When it comes to high-yield stocks, you have to trust that management will do the right thing for shareholders.
Energy Transfer (ET -0.25%) is offering investors an ultra-high 8% distribution yield. Enterprise Products Partners (EPD 0.34%) has a yield of 7.2%. Although both hail from the midstream energy sector, they are not interchangeable investments. Here’s why lower-yielding Enterprise is worth buying hand over fist and most will probably be better off avoiding Energy Transfer.
The problem with Energy Transfer
When energy prices plunged early in the coronavirus pandemic, Energy Transfer cut its distribution 50%. That 2020 distribution cut was, perhaps, justified by the uncertainty the world faced at the time, but it certainly was not the distribution outcome the investors were hoping for. And while the master limited partnership’s (MLP) distribution has started to rise again and is actually higher than it was before the cut, investors that care about income consistency shouldn’t ignore the choice that management made in 2020. It opens up the very real risk that the next energy industry downturn will lead to the same outcome.
Still, a distribution cut in the face of energy industry adversity is understandable. What’s harder to explain with Energy Transfer is the failed 2016 agreement to buy Williams Companies. Energy Transfer initiated the deal, but an energy downturn resulted in the MLP getting cold feet. Energy Transfer then worked to scuttle the deal, claiming that consummating it would require taking on too much debt, cutting the dividend, or both. The effort to get out of the agreement included issuing convertible securities, which is where the real problem comes in.
The CEO bought a large portion of the convertible securities at the time. The security would have effectively protected the CEO from the impact of a dividend cut if the deal went through as planned while leaving unitholders to feel the full brunt of a cut. It was a complicated affair, but that’s a top-level, and unsettling, view. That CEO, Kelcy Warren, is now “just” the chairman of the board, so there’s still good reason to be worried about what happened nearly a decade ago.
Overall, if you are looking for a reliable income stream, Energy Transfer is probably not the place to look.

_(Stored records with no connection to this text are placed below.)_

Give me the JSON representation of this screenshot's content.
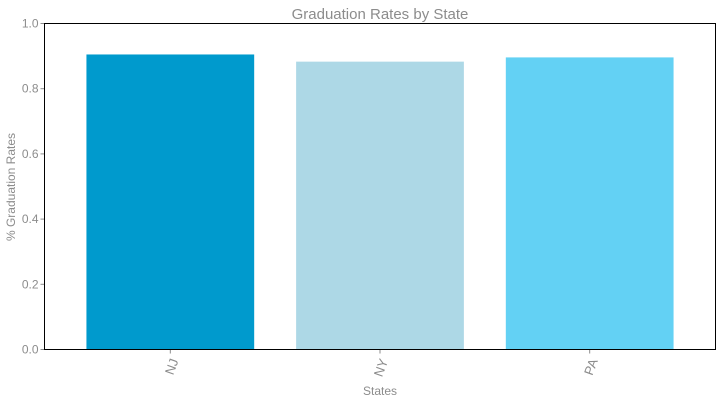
{
  "chart_data": {
    "type": "bar",
    "title": "Graduation Rates by State",
    "xlabel": "States",
    "ylabel": "% Graduation Rates",
    "categories": [
      "NJ",
      "NY",
      "PA"
    ],
    "values": [
      0.905,
      0.883,
      0.896
    ],
    "colors": [
      "#009ACD",
      "#ADD8E6",
      "#63D1F4"
    ],
    "ylim": [
      0,
      1.0
    ],
    "yticks": [
      0.0,
      0.2,
      0.4,
      0.6,
      0.8,
      1.0
    ],
    "ytick_labels": [
      "0.0",
      "0.2",
      "0.4",
      "0.6",
      "0.8",
      "1.0"
    ],
    "grid": false,
    "legend": "none"
  }
}
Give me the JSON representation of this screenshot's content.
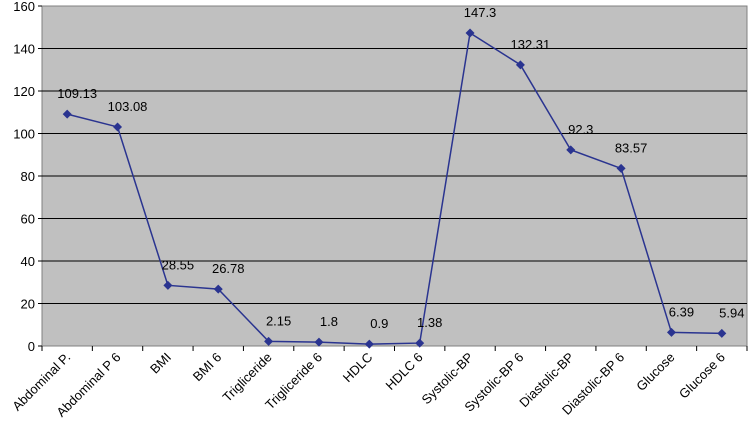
{
  "chart_data": {
    "type": "line",
    "title": "",
    "xlabel": "",
    "ylabel": "",
    "categories": [
      "Abdominal P.",
      "Abdominal P 6",
      "BMI",
      "BMI 6",
      "Trigliceride",
      "Trigliceride 6",
      "HDLC",
      "HDLC 6",
      "Systolic-BP",
      "Systolic-BP 6",
      "Diastolic-BP",
      "Diastolic-BP 6",
      "Glucose",
      "Glucose 6"
    ],
    "series": [
      {
        "values": [
          109.13,
          103.08,
          28.55,
          26.78,
          2.15,
          1.8,
          0.9,
          1.38,
          147.3,
          132.31,
          92.3,
          83.57,
          6.39,
          5.94
        ],
        "data_labels": [
          "109.13",
          "103.08",
          "28.55",
          "26.78",
          "2.15",
          "1.8",
          "0.9",
          "1.38",
          "147.3",
          "132.31",
          "92.3",
          "83.57",
          "6.39",
          "5.94"
        ],
        "color": "#2a3490"
      }
    ],
    "ylim": [
      0,
      160
    ],
    "yticks": [
      "0",
      "20",
      "40",
      "60",
      "80",
      "100",
      "120",
      "140",
      "160"
    ],
    "grid": true,
    "legend": "none",
    "plot_background": "#c0c0c0"
  }
}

Enterprise Products Partners continues to put unitholders first
Enterprise Products Partners is another large North American midstream MLP. But it doesn’t have the same distribution negatives hanging over it. For starters, it’s increased its distribution annually for 26 consecutive years. Secondly, it has managed to make regular acquisitions without resorting to aggressive tactics in an effort to end a transaction before it has been completed.
But what’s interesting here is that Enterprise isn’t immune to the impact of energy downturns. While its business is largely fee-based, 2016 was a relatively tough year, and so was 2020. The business kept on chugging along despite temporary weakness, and the distribution was raised despite that weakness. A key factor there is the conservative nature of Enterprise’s management, with the distribution backed by an investment-grade balance sheet and a strong distribution coverage ratio (currently distributable cash flow covers the distribution by 1.7 times).
There’s also a long history of unitholder-friendly decisions to consider. For example, in 2002 Enterprise reduced its incentive distribution rights by 50%, freeing up more cash to pay unitholders at the expense of the general partner. In 2007, management slowed distribution growth so it could invest more heavily in business expansion to increase long-term returns. In 2011, the MLP eliminated incentive distributions and bought its general partner, effectively becoming a self-governing entity. And in 2018 Enterprise worked to become a self-funding business so it wouldn’t have to issue as many dilutive units in the future.
Stick to the one you can trust
It isn’t an exciting investment, but Enterprise has clearly looked out for unitholders in a way that Energy Transfer hasn’t. If you are trying to live off of the income your portfolio generates, reliable Enterprise, despite a slightly lower yield, is likely to be the better option than Energy Transfer over the long haul.